The climb up the cirque is outstanding to say the least, and the typical hiking route up the southwest aspect doesn’t reveal itself until one reaches a tiny lake at the head of the cirque and can make out the most beaten path up a narrow, short channel. Scrambling up the chute is straightforward, then the route-finding turns into a choose-your-own-adventure ascent up the rocky face. As our group joyfully wandered up slightly different paths, a solo hiker ghosted us and disappeared up a chimney. Eventually all five of us ended up at the final keyhole move where a party of two appeared, harnessing ropes. They had ascended the north face and seemed immediately disgruntled with our presence at the scene, as they had to wait in line and there’s not much elbow room on the upper precipice. Thankfully the annoyed climbers didn’t feel like sharing so after waiting for us to squeeze to the top, they quickly bagged it and bailed.

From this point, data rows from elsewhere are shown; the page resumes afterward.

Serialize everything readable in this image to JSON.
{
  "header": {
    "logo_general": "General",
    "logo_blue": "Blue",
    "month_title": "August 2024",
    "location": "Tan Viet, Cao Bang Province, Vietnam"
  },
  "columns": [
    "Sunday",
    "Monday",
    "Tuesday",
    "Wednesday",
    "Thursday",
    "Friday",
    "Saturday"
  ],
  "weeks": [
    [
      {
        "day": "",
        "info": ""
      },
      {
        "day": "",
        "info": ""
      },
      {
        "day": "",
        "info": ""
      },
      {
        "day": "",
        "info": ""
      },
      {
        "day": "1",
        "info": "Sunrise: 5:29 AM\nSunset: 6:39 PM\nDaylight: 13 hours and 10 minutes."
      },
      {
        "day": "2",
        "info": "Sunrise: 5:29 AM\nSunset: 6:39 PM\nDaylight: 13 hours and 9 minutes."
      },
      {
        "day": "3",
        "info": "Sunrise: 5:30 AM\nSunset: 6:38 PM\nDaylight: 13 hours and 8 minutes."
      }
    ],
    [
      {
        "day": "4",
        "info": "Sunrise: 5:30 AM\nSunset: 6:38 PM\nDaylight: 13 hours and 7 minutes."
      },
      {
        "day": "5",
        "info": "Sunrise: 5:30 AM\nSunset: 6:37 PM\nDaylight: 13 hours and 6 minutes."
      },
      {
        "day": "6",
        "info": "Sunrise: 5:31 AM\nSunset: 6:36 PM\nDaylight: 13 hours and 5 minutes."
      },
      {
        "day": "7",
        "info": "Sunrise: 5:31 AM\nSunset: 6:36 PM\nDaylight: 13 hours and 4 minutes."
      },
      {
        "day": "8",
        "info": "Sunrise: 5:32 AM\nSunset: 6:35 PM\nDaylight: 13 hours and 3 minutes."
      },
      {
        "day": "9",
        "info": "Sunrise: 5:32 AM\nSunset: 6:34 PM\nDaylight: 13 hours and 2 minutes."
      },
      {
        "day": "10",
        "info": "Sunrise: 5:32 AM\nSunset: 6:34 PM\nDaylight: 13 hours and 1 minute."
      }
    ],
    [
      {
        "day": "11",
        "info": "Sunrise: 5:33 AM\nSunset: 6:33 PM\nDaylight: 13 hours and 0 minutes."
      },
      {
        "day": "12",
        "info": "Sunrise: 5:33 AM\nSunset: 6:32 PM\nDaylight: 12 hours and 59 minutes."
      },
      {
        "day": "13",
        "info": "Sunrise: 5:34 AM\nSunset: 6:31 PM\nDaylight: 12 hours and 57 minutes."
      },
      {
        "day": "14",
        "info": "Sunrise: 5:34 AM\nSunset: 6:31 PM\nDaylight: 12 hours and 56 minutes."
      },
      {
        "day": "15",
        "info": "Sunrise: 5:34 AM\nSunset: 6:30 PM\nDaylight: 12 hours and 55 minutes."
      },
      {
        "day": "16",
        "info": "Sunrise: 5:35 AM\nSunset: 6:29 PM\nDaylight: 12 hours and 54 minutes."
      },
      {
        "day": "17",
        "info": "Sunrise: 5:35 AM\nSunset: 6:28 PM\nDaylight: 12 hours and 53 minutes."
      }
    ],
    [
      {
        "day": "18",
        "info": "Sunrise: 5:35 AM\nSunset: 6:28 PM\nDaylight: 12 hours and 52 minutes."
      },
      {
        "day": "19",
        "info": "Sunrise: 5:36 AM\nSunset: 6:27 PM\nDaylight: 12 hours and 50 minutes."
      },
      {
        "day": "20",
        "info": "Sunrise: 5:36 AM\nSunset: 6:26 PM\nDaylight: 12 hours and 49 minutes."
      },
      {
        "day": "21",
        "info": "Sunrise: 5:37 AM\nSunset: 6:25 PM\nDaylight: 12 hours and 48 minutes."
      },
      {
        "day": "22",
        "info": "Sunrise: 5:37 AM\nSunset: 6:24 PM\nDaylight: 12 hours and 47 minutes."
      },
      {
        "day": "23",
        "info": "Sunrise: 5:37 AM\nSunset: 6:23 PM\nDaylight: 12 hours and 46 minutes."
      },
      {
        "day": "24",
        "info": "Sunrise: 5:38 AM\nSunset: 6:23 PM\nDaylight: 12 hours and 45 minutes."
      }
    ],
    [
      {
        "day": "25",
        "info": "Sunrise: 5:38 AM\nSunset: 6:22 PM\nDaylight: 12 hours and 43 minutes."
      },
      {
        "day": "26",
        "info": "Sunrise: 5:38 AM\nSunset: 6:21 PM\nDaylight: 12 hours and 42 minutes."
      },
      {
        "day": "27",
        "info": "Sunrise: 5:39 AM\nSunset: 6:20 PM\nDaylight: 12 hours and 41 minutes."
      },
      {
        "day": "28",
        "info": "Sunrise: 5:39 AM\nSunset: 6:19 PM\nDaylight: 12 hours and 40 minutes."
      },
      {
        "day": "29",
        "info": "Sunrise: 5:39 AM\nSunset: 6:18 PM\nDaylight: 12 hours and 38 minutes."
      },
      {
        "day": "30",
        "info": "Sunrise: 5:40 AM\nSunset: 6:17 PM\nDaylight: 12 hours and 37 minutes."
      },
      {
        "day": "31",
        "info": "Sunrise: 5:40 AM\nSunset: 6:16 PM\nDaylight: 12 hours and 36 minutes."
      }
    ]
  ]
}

Despite Cowen being high on the radar, bagging the summit had eluded three of the members of our group, including myself, for over 60 years combined.

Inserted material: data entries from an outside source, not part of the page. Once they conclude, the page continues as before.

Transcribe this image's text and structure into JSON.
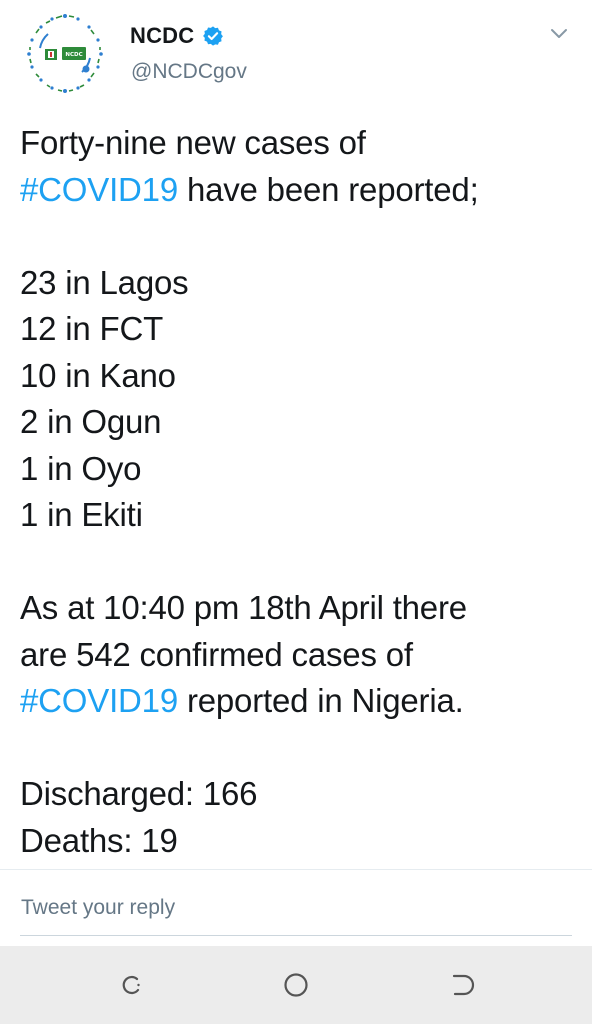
{
  "app": {
    "colors": {
      "text": "#14171a",
      "secondary": "#657786",
      "hashtag": "#1da1f2",
      "verified": "#1da1f2",
      "logo_green": "#2e8b3a",
      "navbar_bg": "#ececec"
    }
  },
  "header": {
    "display_name": "NCDC",
    "handle": "@NCDCgov",
    "avatar_text": "NCDC",
    "verified_icon": "verified-badge-icon",
    "menu_icon": "chevron-down-icon"
  },
  "tweet": {
    "l1": "Forty-nine new cases of",
    "l2_tag": "#COVID19",
    "l2_rest": " have been reported;",
    "cases": [
      "23 in Lagos",
      "12 in FCT",
      "10 in Kano",
      "2 in Ogun",
      "1 in Oyo",
      "1 in Ekiti"
    ],
    "s1": "As at 10:40 pm 18th April there",
    "s2": "are 542 confirmed cases of",
    "s3_tag": "#COVID19",
    "s3_rest": " reported in Nigeria.",
    "discharged": "Discharged: 166",
    "deaths": "Deaths: 19"
  },
  "reply": {
    "placeholder": "Tweet your reply"
  },
  "navbar": {
    "recent_icon": "recent-apps-icon",
    "home_icon": "home-icon",
    "back_icon": "back-icon"
  }
}
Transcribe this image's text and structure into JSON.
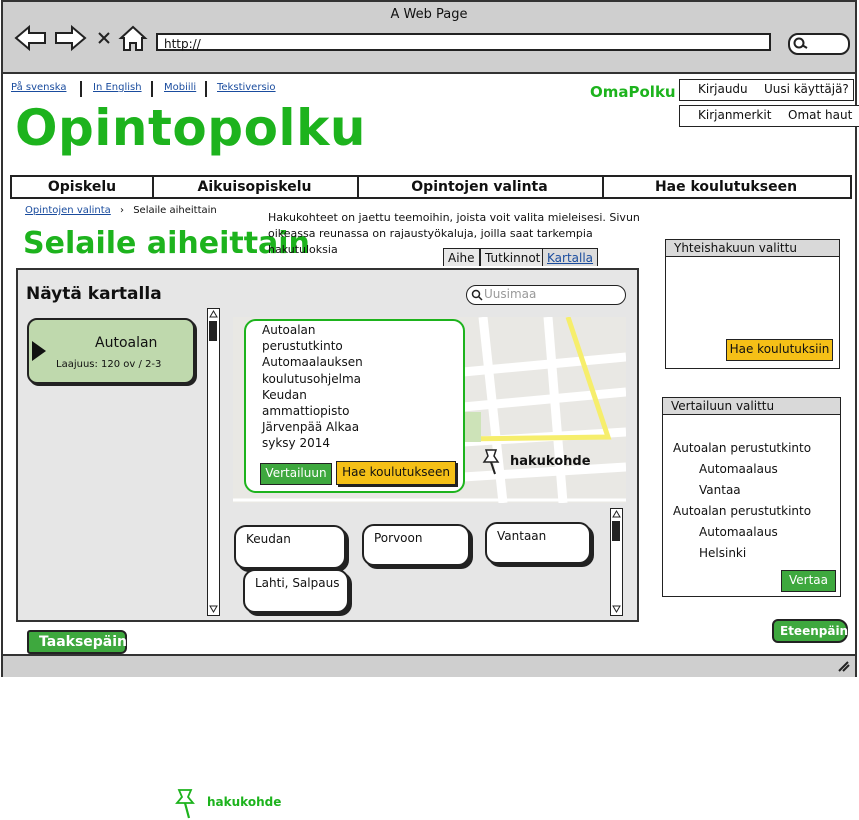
{
  "browser": {
    "window_title": "A Web Page",
    "url": "http://"
  },
  "header": {
    "lang_links": [
      "På svenska",
      "In English",
      "Mobiili",
      "Tekstiversio"
    ],
    "brand": "Opintopolku",
    "omapolku": "OmaPolku",
    "login": "Kirjaudu",
    "new_user": "Uusi käyttäjä?",
    "bookmarks": "Kirjanmerkit",
    "my_searches": "Omat haut"
  },
  "nav": {
    "items": [
      "Opiskelu",
      "Aikuisopiskelu",
      "Opintojen valinta",
      "Hae koulutukseen"
    ]
  },
  "breadcrumb": {
    "link": "Opintojen valinta",
    "current": "Selaile aiheittain"
  },
  "page": {
    "title": "Selaile aiheittain",
    "intro": "Hakukohteet on jaettu teemoihin, joista voit valita mieleisesi. Sivun oikeassa reunassa on rajaustyökaluja, joilla saat tarkempia hakutuloksia"
  },
  "tabs": [
    "Aihe",
    "Tutkinnot",
    "Kartalla"
  ],
  "map_panel": {
    "title": "Näytä kartalla",
    "search_placeholder": "Uusimaa",
    "topic": {
      "title": "Autoalan",
      "scope": "Laajuus: 120 ov / 2-3"
    },
    "info_lines": [
      "Autoalan",
      "perustutkinto",
      "Automaalauksen",
      "koulutusohjelma",
      "Keudan",
      "ammattiopisto",
      "Järvenpää Alkaa",
      "syksy 2014"
    ],
    "compare_btn": "Vertailuun",
    "apply_btn": "Hae koulutukseen",
    "pin_label": "hakukohde",
    "places": [
      "Keudan",
      "Porvoon",
      "Vantaan",
      "Lahti, Salpaus"
    ]
  },
  "sidebar": {
    "joint_title": "Yhteishakuun valittu",
    "joint_btn": "Hae koulutuksiin",
    "compare_title": "Vertailuun valittu",
    "compare_items": [
      {
        "name": "Autoalan perustutkinto",
        "sub1": "Automaalaus",
        "sub2": "Vantaa"
      },
      {
        "name": "Autoalan perustutkinto",
        "sub1": "Automaalaus",
        "sub2": "Helsinki"
      }
    ],
    "compare_btn": "Vertaa"
  },
  "footer_nav": {
    "back": "Taaksepäin",
    "forward": "Eteenpäin"
  },
  "legend": {
    "label": "hakukohde"
  },
  "colors": {
    "brand_green": "#1db31d",
    "button_green": "#3ea83e",
    "button_yellow": "#f5c017",
    "link_blue": "#1a4c9e"
  }
}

Gazing across southwest Montana from the summit of Cowen is a sight to behold and felt like looking at a visual journal from the past couple decades. As we named peaks in all the mountain ranges and reminisced about adventures near and far, the fearless solo hiker crawled around on the jagged, exposed boulders with spider-like fluidity and perched on a sharp crest of granite and gneiss. The exquisite details of some of the oldest rock on Earth only added to the elevated aesthetic and to Cowen’s acclaim.

Despite Cowen being high on the radar, bagging the summit had eluded three of the members of our group, including myself, for over 60 years combined. Initially it felt as though we had been doing ourselves a “wrong of passage,” so to speak—guilty of succumbing to the routines of adult life and letting a true gem slip to the backburner while we climbed, skied, and biked hundreds of other summits in the area. But, I do reckon that’s part of what makes living in this area so awesome. One can spend numerous years going for it and save some of the best for last—quintessential classics that keep the soul’s flame burning.
 


 

Mount Cowen By the Numbers

Location
East Fork Mill Creek,
Paradise Valley

Trailhead Elevation
5,740 ft.

Summit Elevation
11,212 ft.

Round-Trip Distance
25 miles

Elevation Gain
5,966 ft.

 


 

Gneiss Going
by Kyle Marvinney

The classic mountaineering question: what are these rocks underfoot and what story do they tell?

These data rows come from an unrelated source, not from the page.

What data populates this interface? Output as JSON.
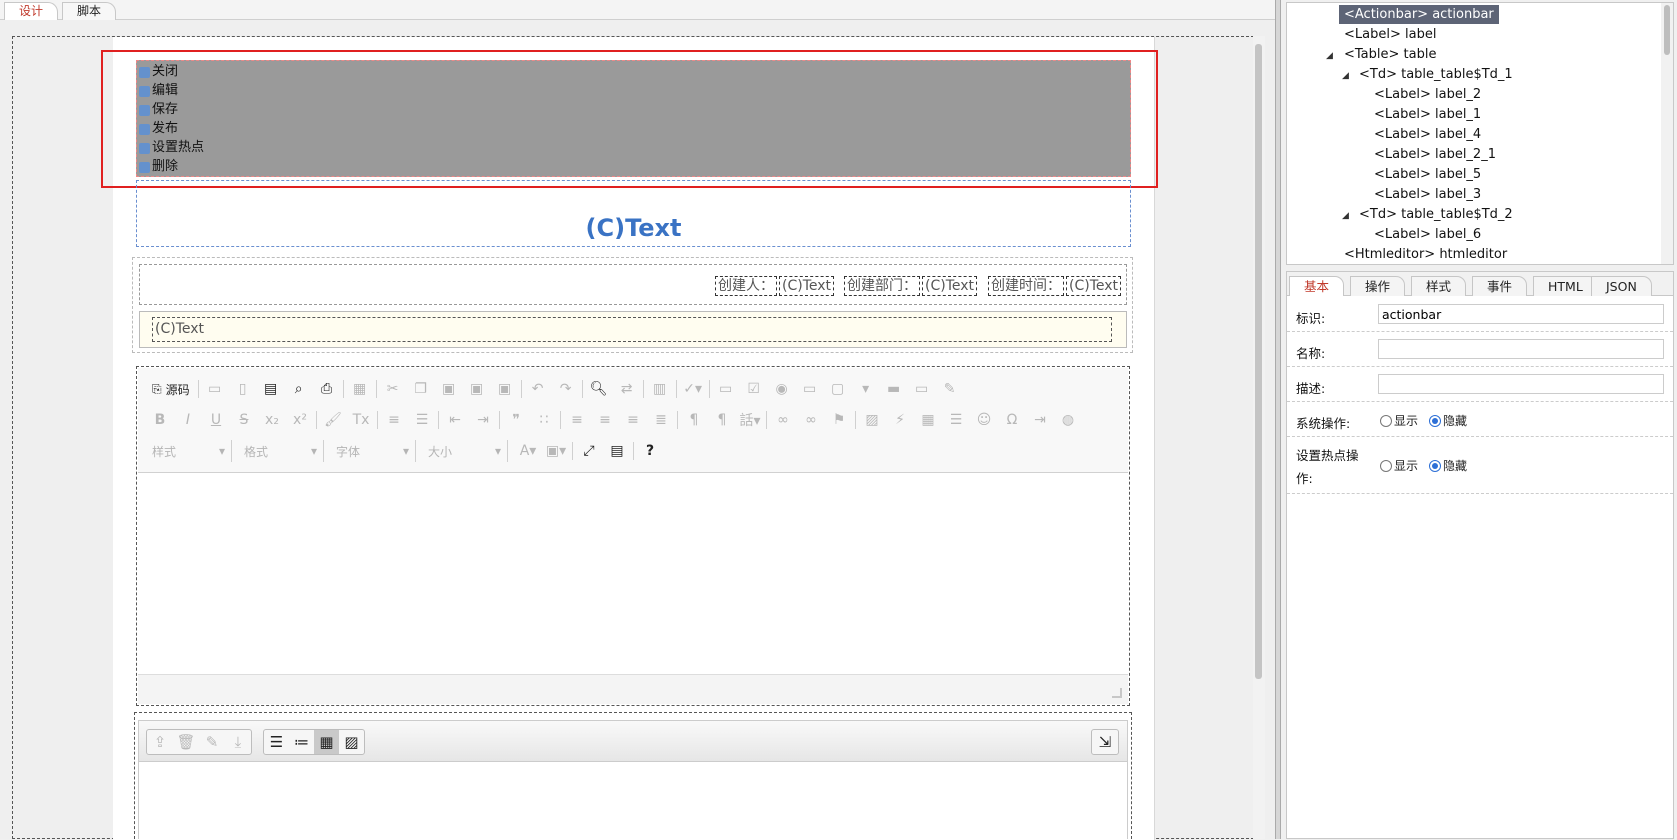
{
  "mode_tabs": [
    "设计",
    "脚本"
  ],
  "actionbar": {
    "buttons": [
      "关闭",
      "编辑",
      "保存",
      "发布",
      "设置热点",
      "删除"
    ]
  },
  "title": {
    "text": "(C)Text"
  },
  "info": {
    "creator_label": "创建人：",
    "creator_value": "(C)Text",
    "dept_label": "创建部门：",
    "dept_value": "(C)Text",
    "time_label": "创建时间：",
    "time_value": "(C)Text",
    "text_value": "(C)Text"
  },
  "editor": {
    "source_label": "源码",
    "combo_style": "样式",
    "combo_format": "格式",
    "combo_font": "字体",
    "combo_size": "大小",
    "help": "?"
  },
  "tree": {
    "nodes": [
      "<Actionbar> actionbar",
      "<Label> label",
      "<Table> table",
      "<Td> table_table$Td_1",
      "<Label> label_2",
      "<Label> label_1",
      "<Label> label_4",
      "<Label> label_2_1",
      "<Label> label_5",
      "<Label> label_3",
      "<Td> table_table$Td_2",
      "<Label> label_6",
      "<Htmleditor> htmleditor"
    ]
  },
  "props": {
    "tabs": [
      "基本",
      "操作",
      "样式",
      "事件",
      "HTML",
      "JSON"
    ],
    "id_label": "标识:",
    "id_value": "actionbar",
    "name_label": "名称:",
    "name_value": "",
    "desc_label": "描述:",
    "desc_value": "",
    "sysop_label": "系统操作:",
    "hotspot_label_1": "设置热点操",
    "hotspot_label_2": "作:",
    "show_label": "显示",
    "hide_label": "隐藏"
  }
}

Similar to the neighboring Beartooth, the rocks of the Montana Absaroka are old metamorphic rocks… at least 2.5 billion years old for the stone around Mount Cowen itself, and pushing three billion in other parts of the range. For perspective, life on Earth falls into about the last 500 million years, so 2.5 billion is beyond ancient. Geologists refer to this eon of geologic time as the Archean.

Once in the Elbow Creek drainage, a hiker leaves the younger sedimentary rocks (limestones) behind and enters the Archean land of gneiss, a very hard, highly metamorphosed rock type that can have various mineral compositions depending on which rocks it derived from. Around Mount Cowen, much of the rock appears like granite, meaning it is rich in silica (think quartz, feldspars, and other light-colored minerals) and may well have originated as granite. These lighter-colored, granitic rocks are frequently cut by veins or dykes of darker rocks, made up of silica or amphibole minerals.

As theory goes, these rocks formed in the core of an Archean mountain range, some likely derived from sediments, others from igneous rocks that were intruded into the mountains as tectonic plates collided and the crust thickened. A possible modern analogy would be the coast of Washington, British Columbia, and Southeast Alaska, where land is accreting onto the North American plate, being heavily folded, faulted, and heated in the process.